What makes a great performance? Acting is such a subtle and mysterious art form that sometimes it’s hard to put your finger on all of the minute nuances that elevate a good portrayal to a great one. Maybe that’s why so many of us get so worked up into a tizzy when we see a movie star drop a ton of weight for a role. It’s something we can see, something we can explain in raw numbers.
Robert De Niro gained 60 pounds of Method flab to play the past-his-prime middleweight lug Jake LaMotta in Raging Bull. Michael Fassbender dropped 35 pounds to play imprisoned IRA hunger striker Bobby Sands in Hunger. Matt Damon shed 50 pounds to play a scarred war vet in Courage Under Fire. And Christian Bale, who seems to make a habit of this kind of thing, risked his life by shedding 60 pounds to turn himself into a walking ghoul for The Machinist — a movie you’d think more people would have seen considering what a big deal critics and media types made over Bale’s ghastly transformation.
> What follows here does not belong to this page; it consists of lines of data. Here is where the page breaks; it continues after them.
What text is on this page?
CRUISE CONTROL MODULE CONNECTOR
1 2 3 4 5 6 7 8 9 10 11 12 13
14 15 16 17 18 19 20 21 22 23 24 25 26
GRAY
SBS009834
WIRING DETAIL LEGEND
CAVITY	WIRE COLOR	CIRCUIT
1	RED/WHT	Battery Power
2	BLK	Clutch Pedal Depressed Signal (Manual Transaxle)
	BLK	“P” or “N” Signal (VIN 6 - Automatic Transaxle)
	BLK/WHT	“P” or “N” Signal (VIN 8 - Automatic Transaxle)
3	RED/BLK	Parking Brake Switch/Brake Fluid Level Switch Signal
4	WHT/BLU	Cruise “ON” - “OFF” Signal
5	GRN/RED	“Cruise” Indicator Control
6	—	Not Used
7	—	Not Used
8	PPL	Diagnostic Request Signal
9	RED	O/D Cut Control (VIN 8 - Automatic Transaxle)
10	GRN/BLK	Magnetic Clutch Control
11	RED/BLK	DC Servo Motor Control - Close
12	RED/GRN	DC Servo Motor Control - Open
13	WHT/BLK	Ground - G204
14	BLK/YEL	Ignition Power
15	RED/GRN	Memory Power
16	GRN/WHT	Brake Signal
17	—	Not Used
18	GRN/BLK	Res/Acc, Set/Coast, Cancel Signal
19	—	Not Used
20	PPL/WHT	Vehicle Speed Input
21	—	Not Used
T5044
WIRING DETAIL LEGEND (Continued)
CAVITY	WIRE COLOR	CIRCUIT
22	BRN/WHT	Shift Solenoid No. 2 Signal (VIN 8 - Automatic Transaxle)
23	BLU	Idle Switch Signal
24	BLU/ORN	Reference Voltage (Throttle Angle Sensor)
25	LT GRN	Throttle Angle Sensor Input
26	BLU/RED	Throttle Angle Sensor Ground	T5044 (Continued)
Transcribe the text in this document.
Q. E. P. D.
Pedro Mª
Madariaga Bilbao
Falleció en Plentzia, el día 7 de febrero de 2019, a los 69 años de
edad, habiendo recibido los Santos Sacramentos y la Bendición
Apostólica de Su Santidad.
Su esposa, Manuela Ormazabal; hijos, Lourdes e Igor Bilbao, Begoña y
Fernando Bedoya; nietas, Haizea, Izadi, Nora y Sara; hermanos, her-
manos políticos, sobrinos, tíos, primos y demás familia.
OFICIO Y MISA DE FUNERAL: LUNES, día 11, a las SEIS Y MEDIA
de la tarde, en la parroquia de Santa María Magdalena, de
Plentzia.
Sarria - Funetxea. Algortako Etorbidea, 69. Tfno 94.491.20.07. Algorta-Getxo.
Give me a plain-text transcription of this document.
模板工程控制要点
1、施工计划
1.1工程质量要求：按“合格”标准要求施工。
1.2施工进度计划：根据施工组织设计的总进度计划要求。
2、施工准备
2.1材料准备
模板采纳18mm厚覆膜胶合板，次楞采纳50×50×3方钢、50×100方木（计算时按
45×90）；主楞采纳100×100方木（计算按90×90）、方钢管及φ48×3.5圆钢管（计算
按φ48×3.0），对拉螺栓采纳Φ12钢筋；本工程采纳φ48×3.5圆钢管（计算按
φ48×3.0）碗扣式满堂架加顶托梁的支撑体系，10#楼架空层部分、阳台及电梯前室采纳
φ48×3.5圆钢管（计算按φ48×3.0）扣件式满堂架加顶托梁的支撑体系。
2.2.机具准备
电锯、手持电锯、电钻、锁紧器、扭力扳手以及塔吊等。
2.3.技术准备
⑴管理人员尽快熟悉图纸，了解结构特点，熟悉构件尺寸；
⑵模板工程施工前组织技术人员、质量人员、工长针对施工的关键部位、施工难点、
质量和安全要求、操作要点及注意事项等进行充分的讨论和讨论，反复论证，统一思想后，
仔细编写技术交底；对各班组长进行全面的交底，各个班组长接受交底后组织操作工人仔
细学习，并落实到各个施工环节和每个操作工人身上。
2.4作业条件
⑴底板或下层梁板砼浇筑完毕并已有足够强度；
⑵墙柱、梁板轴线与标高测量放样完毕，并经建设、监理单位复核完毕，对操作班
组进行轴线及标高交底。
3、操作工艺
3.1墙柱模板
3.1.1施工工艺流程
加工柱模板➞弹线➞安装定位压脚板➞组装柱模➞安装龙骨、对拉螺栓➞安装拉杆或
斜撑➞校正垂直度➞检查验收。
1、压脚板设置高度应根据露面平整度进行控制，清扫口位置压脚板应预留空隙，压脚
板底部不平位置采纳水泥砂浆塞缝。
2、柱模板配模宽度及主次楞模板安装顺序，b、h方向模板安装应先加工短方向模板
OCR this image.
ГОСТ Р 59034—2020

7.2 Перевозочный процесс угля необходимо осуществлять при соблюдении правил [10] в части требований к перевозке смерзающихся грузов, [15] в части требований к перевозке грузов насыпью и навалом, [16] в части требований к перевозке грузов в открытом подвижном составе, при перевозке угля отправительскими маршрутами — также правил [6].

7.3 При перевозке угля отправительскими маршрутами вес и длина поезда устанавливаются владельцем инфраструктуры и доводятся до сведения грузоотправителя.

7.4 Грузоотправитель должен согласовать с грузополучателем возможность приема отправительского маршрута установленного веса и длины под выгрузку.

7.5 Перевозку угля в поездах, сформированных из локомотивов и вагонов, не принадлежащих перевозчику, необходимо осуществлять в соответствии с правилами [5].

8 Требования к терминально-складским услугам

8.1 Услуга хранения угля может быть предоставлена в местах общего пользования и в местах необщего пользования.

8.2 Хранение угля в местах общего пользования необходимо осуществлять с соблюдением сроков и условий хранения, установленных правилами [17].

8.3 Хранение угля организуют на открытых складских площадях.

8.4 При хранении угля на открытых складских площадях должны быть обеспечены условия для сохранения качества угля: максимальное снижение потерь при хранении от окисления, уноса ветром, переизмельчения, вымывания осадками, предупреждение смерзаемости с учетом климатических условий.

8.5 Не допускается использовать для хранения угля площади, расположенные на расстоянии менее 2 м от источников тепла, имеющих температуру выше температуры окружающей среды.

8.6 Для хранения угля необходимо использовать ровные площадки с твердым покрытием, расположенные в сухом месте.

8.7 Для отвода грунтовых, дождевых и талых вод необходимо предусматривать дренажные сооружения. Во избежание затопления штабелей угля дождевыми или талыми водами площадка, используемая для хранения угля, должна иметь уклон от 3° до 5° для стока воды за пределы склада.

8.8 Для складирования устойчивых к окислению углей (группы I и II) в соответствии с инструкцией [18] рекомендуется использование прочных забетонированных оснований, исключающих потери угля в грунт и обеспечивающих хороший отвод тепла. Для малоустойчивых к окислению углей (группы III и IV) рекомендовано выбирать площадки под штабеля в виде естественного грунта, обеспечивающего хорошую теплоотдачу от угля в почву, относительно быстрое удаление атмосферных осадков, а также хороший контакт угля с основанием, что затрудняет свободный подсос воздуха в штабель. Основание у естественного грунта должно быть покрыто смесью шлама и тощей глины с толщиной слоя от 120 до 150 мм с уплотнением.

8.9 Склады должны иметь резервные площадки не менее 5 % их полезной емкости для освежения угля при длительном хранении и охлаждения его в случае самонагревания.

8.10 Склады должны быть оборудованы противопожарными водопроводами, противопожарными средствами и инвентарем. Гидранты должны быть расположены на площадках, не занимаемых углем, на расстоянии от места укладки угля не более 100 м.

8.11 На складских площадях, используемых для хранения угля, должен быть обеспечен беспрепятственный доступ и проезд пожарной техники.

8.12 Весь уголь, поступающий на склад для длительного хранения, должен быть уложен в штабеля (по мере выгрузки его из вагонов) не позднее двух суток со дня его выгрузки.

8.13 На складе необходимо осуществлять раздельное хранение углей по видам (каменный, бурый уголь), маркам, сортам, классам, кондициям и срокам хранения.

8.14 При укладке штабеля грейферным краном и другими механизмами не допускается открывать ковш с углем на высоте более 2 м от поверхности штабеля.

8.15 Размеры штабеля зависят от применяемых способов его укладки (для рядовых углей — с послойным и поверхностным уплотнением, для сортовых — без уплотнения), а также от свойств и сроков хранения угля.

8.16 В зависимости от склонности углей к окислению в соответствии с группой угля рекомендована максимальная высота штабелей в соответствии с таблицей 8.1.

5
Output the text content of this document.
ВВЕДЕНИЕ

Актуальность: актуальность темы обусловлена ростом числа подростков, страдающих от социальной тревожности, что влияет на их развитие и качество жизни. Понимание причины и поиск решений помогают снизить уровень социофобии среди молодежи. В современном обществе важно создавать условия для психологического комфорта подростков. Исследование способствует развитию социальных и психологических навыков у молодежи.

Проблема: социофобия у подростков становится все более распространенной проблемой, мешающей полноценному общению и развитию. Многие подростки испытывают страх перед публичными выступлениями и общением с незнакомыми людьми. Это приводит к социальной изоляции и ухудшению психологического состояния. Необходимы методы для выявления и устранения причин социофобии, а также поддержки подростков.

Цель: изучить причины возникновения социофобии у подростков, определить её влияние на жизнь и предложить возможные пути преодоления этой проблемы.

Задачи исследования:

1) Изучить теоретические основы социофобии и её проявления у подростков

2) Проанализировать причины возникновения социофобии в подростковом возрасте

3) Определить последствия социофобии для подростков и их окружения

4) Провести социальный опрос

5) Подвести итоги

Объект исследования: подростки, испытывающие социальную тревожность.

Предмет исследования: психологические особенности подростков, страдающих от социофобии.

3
Now comes Matthew McConaughey, whose weight loss to play a man with AIDS in the very good new film Dallas Buyers Club, is merely the latest example of a big-time movie star crash-dieting for a role. I’m all for actors doing whatever it takes to summon something we haven’t seen before. But there’s something about all of these staggering weight loss feats that’s starting to feel a little familiar. Everywhere you look on the newsstand or Internet lately, you see stories about McConaughey’s drastic weight loss and how it’s a sign of his new seriousness as an actor. That he is killing off his old laid back, tawny-chested, rom-com stud persona to be taken seriously just by saying no to carbs and punching a new hole in his belt.